Nickelodeon presents the 'little people's' annual celebrity choice awards


Who says kids are lightweights in the entertainment world? Consider the industry clout of "Home Alone's" Macaulay Culkin. Or New Kids on the Block. Or Bart Simpson. Or you!

In Nickelodeon's Fifth Annual Kids' Choice Awards, even non-Hollywood kids get a say in determining who's who in the entertainment world. A sort of "Little People's Choice Awards," the show recognizes the 15-and-under set's preferences determined by a nationwide poll of more than 2,500 people in that age group. The twelve categories include favorite song, favorite male and female athletes and favorite TV and movie actors and actresses. This year, a special category--the Kids' Choice Hall of Fame--will be determined through a special phone number where mini-moguls can call (with parental permission, of course) to further the career of either Paula Abdul, Michael Jordan or Arnold Schwarzenegger.
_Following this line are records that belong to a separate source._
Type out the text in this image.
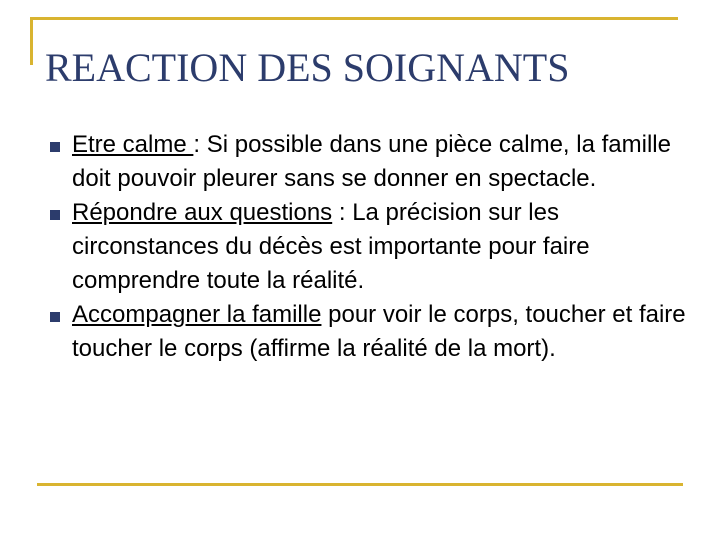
REACTION DES SOIGNANTS
Etre calme : Si possible dans une pièce calme, la famille doit pouvoir pleurer sans se donner en spectacle.
Répondre aux questions : La précision sur les circonstances du décès est importante pour faire comprendre toute la réalité.
Accompagner la famille pour voir le corps, toucher et faire toucher le corps (affirme la réalité de la mort).
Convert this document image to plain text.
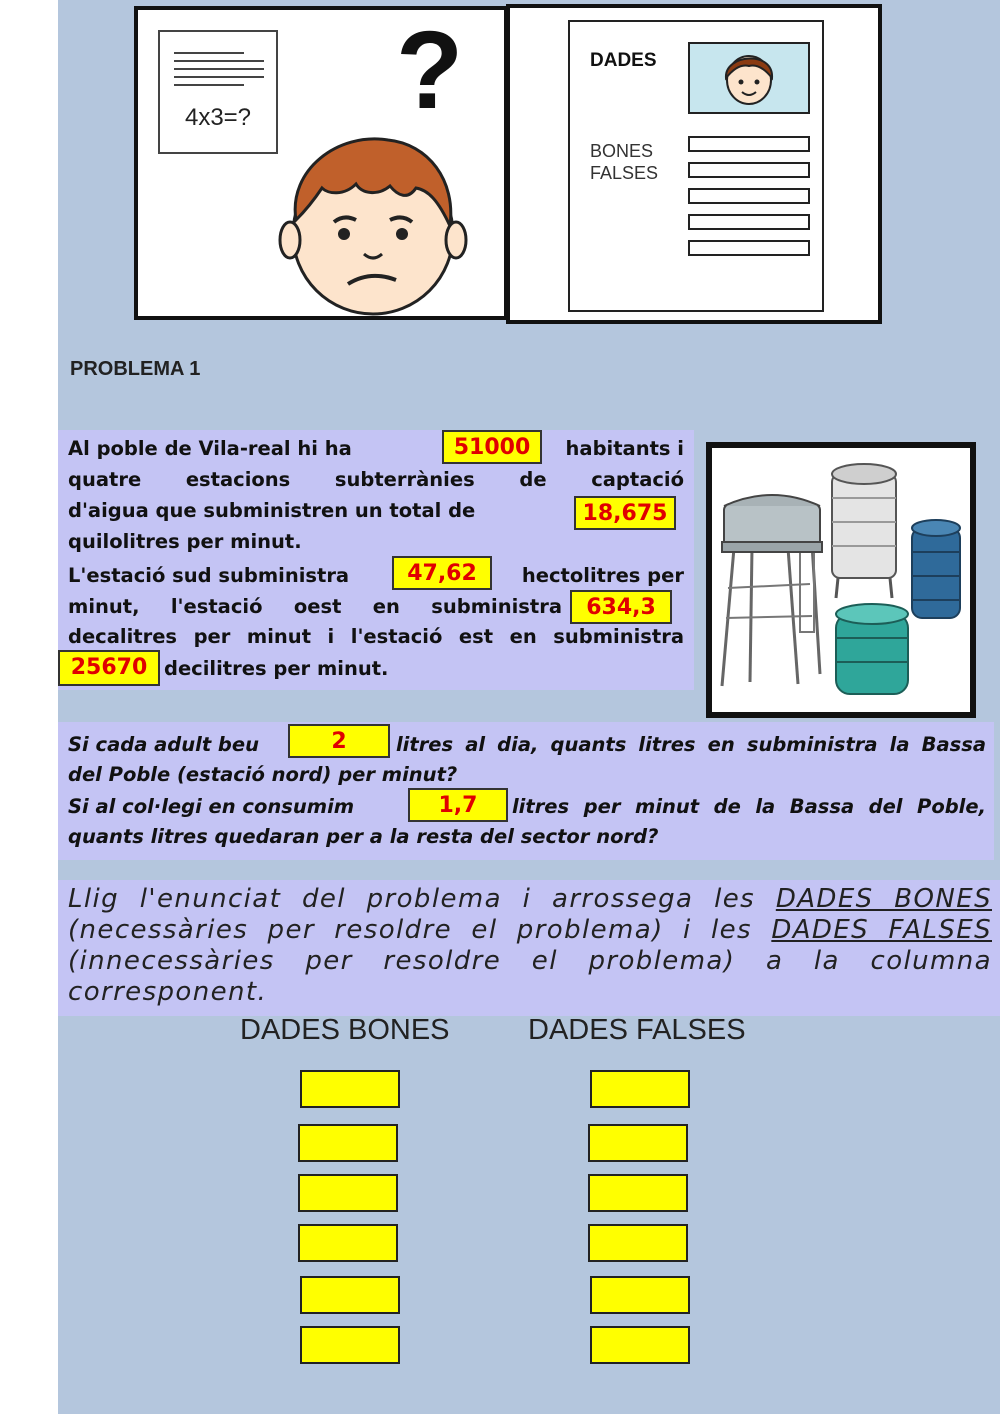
4x3=? ?	DADES
BONES
FALSES
PROBLEMA 1
Al poble de Vila-real hi ha	51000	habitants i
quatre estacions subterrànies de captació
d'aigua que subministren un total de	18,675
quilolitres per minut.
L'estació sud subministra	47,62	hectolitres per
minut, l'estació oest en subministra	634,3
decalitres per minut i l'estació est en subministra
25670 decilitres per minut.
Si cada adult beu	2	litres al dia, quants litres en subministra la Bassa
del Poble (estació nord) per minut?
Si al col·legi en consumim	1,7	litres per minut de la Bassa del Poble,
quants litres quedaran per a la resta del sector nord?
Llig l'enunciat del problema i arrossega les DADES BONES (necessàries per resoldre el problema) i les DADES FALSES (innecessàries per resoldre el problema) a la columna corresponent.
DADES BONES	DADES FALSES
"The Fifth Annual Kids' Choice Awards," Monday 7- p.m., Wednesday 5- p.m. and Saturday 8:30 p.m. Nickelodeon. For all ages.


Linda Alvarez, Kent Shocknek and Carla Aragon host Schools Running on Empty (Today 3-3:30 p.m. KNBC), a locally produced special that looks at the impact of budget cuts on Southern California schools. For parents.

In a special episode of Big Brother Jake (today 6-6:30 p.m.; Friday 7-7:30 p.m. the Family Channel), the sitcom about a former Hollywood stuntman who goes back to Brooklyn to help run a foster home, the love of two foster brothers is tested when they learn a secret about their past. For all ages.

In Disney's 1985 film The Journey of Natty Gann (today 7-9 p.m. early Monday 3-5 a.m.; Saturday 9-11 p.m. the Disney Channel), a young girl, accompanied by an intelligent wolf, travels west during the Great Depression to find her father. For all ages.

April 22 is Earth Day, and the animated musical Earthday Birthday (Monday 7-7:30 a.m. and 4-4:30 p.m. HBO) celebrates by encouraging children to help save the planet. Animated fairies, baby dinosaurs and forest animals help get the message across. For 2- to 11-year-olds.

Kids on Kids on Kids (Tuesday 7:05-7:30 p.m. HBO) talks freely with the youth of America on topics ranging from love to what they want to be when they grow up. For all ages.

Disney's Magic in the Magic Kingdom (Tuesday 8-8:50 p.m. and 3-4 a.m.), a salute to magicians, features appearances by Harry Anderson of "Night Court" and George Burns. For all ages.

First Love, Fatal Love (Thursday 4-4:30 p.m. HBO) tells the true story of Kim Frey, a young woman who contracted AIDS in college. Narrated by Frey herself, the documentary stresses that people who care about themselves and their partners use proper precautions and get regular AIDS tests. For ages 13 and up.

In "Palm Trees and Icebergs" (Saturday 6-6:30 a.m. KNBC), a Young People's Special, two young locals contrast the landscape and lifestyles of Hawaii and Alaska. For 6- to 11-year-olds.

Tom Selleck and Whitney Houston host Over the Influence (Monday 8-10 p.m.; early next Sunday 2-4 a.m. KTLA), which looks at nationwide programs to get kids to abstain from alcohol and drugs. For ages 13 and up.

It's not necessarily intended as a children's movie, but the 1986 comedy-drama Stand By Me (Saturday 6-8 p.m. KCOP) appeals to young and old--and not just because it stars then- pint-sized heartthrobs Wil Wheaton, River Phoenix and Corey Feldman. For ages 11 and up.